Años 20: la etapa de establecer la base
Biología: el colágeno aún se produce; el daño por UV comienza a acumularse; el control del acné pasa a primer plano.
Prioridades: SPF, rutina básica (limpiador suave + hidratante + SPF), suero antioxidante, primer retinoide (retinol al 0.25-0.5%, 2-3 noches por semana).
Profesional: 1-2 peelings suaves al año son suficientes; los procedimientos invasivos son prematuros.
Mito: "Si tengo que hacer algo en mi piel joven, mejor no me pongo bótox" — no es cierto. Un bótox suave iniciado a finales de los 20 para la glabela previene la formación de líneas profundas años después.
Años 30: la etapa de señalización
Biología: la proporción de colágeno Tipo III/Tipo I comienza a cambiar; la producción de HA empieza a disminuir; aparecen líneas finas; las líneas de la frente y de expresión se vuelven evidentes.
Prioridades: se incorpora retinoide al 0.5-1% a la rutina, se añade niacinamida, vitamina C cada mañana, sueros de péptidos en acción. La mesoterapia en ciclos de 2-3 sesiones al año es valiosa.
Profesional: microneedling en paquetes de 2-3 sesiones, bótox suave (prevención de líneas dinámicas), primer skin booster (a mediados de los 30).
35 años: un punto de inflexión específico por edad. La ralentización biológica es visible por primera vez. El protocolo regular iniciado a esta edad determina el rostro de dentro de 10 años.
Años 40: la etapa de reparación
Biología: la pérdida de colágeno se acelera, el HA disminuye, el óvalo facial se suaviza, la línea de la mandíbula (jawline) se vuelve menos definida, la pigmentación se hace evidente.

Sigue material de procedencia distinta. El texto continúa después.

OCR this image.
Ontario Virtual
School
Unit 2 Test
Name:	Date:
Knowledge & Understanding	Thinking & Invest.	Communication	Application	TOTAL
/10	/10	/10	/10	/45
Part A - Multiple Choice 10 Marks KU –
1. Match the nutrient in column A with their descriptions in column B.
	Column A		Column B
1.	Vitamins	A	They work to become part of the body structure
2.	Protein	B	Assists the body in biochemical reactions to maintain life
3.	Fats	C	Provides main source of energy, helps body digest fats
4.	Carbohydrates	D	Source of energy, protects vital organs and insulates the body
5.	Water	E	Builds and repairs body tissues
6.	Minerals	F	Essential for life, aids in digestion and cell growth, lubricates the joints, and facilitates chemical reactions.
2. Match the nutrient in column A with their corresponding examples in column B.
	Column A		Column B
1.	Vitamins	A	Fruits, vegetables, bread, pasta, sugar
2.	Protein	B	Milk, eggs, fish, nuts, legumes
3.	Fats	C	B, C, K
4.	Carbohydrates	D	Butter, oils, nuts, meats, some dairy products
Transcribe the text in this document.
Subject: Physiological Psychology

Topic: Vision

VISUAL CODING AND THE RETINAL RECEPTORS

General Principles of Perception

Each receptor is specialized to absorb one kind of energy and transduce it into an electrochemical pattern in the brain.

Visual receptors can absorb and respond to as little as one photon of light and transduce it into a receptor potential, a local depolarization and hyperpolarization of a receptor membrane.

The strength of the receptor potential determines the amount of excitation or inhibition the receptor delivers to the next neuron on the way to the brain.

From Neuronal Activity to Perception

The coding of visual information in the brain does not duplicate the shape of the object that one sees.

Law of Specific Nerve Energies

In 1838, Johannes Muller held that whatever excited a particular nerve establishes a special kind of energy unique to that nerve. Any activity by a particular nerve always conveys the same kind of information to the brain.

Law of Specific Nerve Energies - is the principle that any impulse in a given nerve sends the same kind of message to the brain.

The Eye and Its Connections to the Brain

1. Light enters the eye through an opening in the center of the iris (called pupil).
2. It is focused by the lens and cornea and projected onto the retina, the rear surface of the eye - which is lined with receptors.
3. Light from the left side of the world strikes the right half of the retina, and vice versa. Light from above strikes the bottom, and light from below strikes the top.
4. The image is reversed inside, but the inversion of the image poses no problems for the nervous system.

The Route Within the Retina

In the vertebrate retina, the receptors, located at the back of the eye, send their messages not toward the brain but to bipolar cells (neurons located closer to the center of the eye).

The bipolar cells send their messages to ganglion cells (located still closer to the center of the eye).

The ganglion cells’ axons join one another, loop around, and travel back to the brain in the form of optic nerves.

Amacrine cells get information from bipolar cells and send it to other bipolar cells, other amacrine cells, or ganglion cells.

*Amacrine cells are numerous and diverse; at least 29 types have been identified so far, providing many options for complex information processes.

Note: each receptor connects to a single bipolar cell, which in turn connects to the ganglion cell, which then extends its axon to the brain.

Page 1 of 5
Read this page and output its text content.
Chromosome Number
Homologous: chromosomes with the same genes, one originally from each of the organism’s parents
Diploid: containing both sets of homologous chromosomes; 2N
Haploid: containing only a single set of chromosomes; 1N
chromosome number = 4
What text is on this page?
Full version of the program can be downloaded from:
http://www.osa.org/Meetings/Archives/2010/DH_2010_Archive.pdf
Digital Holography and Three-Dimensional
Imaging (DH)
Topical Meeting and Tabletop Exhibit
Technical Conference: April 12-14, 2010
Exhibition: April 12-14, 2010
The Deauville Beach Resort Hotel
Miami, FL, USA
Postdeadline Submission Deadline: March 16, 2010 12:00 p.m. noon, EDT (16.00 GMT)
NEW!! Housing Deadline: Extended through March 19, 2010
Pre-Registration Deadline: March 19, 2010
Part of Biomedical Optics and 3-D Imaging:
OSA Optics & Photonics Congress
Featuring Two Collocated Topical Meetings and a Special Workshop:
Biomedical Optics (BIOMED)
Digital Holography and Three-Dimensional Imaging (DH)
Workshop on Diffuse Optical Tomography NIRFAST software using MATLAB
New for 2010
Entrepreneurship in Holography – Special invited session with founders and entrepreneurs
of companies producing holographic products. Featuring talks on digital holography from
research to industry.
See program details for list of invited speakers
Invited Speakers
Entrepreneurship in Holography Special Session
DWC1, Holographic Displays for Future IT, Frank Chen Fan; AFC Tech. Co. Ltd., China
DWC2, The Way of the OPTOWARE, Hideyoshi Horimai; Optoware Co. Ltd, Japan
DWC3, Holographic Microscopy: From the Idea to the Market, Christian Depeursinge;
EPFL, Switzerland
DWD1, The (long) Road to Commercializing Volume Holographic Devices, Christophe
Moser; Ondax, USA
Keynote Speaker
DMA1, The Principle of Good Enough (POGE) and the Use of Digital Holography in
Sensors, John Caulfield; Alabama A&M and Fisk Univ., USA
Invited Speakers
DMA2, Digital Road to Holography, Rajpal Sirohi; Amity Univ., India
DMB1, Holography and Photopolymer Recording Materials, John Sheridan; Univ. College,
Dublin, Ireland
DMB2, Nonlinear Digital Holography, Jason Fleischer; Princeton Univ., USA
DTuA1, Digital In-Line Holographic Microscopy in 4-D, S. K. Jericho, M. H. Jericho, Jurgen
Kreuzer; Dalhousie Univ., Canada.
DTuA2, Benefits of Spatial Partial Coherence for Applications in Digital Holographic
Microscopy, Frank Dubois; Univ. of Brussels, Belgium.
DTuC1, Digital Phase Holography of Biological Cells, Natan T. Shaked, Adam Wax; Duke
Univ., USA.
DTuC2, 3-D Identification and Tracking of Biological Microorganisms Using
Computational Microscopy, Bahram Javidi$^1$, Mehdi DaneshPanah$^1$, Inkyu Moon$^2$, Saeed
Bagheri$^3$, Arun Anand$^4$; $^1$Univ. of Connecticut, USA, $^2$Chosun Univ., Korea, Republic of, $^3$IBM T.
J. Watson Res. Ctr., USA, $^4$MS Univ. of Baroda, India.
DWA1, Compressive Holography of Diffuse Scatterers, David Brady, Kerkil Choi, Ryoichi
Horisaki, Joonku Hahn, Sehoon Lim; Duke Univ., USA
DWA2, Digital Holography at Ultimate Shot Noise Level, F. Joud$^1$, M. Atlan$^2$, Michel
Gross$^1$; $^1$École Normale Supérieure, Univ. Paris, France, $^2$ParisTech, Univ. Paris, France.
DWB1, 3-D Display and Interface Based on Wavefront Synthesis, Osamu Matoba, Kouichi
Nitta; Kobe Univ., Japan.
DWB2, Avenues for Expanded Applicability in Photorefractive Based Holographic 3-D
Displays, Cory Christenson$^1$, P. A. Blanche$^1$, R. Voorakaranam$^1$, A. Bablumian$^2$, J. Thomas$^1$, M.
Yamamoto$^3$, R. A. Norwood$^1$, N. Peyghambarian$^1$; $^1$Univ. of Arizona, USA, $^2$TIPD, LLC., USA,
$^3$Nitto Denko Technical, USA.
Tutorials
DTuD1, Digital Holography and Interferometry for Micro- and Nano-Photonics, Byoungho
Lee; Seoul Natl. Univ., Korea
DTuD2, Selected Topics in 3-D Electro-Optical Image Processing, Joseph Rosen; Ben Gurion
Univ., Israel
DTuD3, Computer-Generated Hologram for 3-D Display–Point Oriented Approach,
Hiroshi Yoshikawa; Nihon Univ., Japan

Prioridades: retinoide en concentración real (tretinoína al 0.05-0.1%), equilibrio de AHA, agentes despigmentantes (ácido tranexámico, niacinamida al 10%, ácido azelaico).
Profesional: 1-2 láseres fraccionados al año, 2 microneedling con RF al año, mantenimiento con skin booster, bótox regular, rellenos según la pérdida de volumen (con filtros avanzados, bajo volumen, aplicación precisa).
45 años: la ventana de decisión ideal para HIFU o hilos tensores — la flacidez apenas ha comenzado y la estructura aún responde a la intervención.
Años 50: la etapa de la menopausia
Biología: la caída de estrógenos afecta gravemente a la piel; pérdida rápida de colágeno (hasta un 30% en 5 años), la sequedad es marcada, la pigmentación cambia.
Prioridades: fórmulas específicas para la menopausia (fitoestrógenos, niacinamida, retinal), productos con factores de crecimiento tópicos, hidratación intensa.
Profesional: RF/HIFU agresivo para prevenir la flacidez, 1 láser fraccionado más intenso al año, actualización seria de la arquitectura de rellenos (tercio medio, surco lagrimal, sienes, mandíbula), microneedling con apoyo de PRP o exosomas.
60 años en adelante: protección y regeneración selectiva
Biología: el colágeno está en niveles bajos pero estables; la calidad del tejido es determinante; la flacidez es importante.
Prioridades: rutina simple pero constante (limpieza suave + retinal o retinoide bajo + hidratación intensa + SPF); enfoque centrado en la protección de la barrera cutánea.
Profesional: tratamientos de energía selectivos (1 láser/RF al año), rellenos dirigidos, mantenimiento de bótox, el momento adecuado para elegir si se requiere cirugía.
Lógica: el objetivo es "mantener la salud" en lugar de "revertir". Un rostro bien envejecido a los 60 es mucho más potente que uno exagerado a los 35.
“La piel que proteges a los 20 es la que te saludará a los 60.”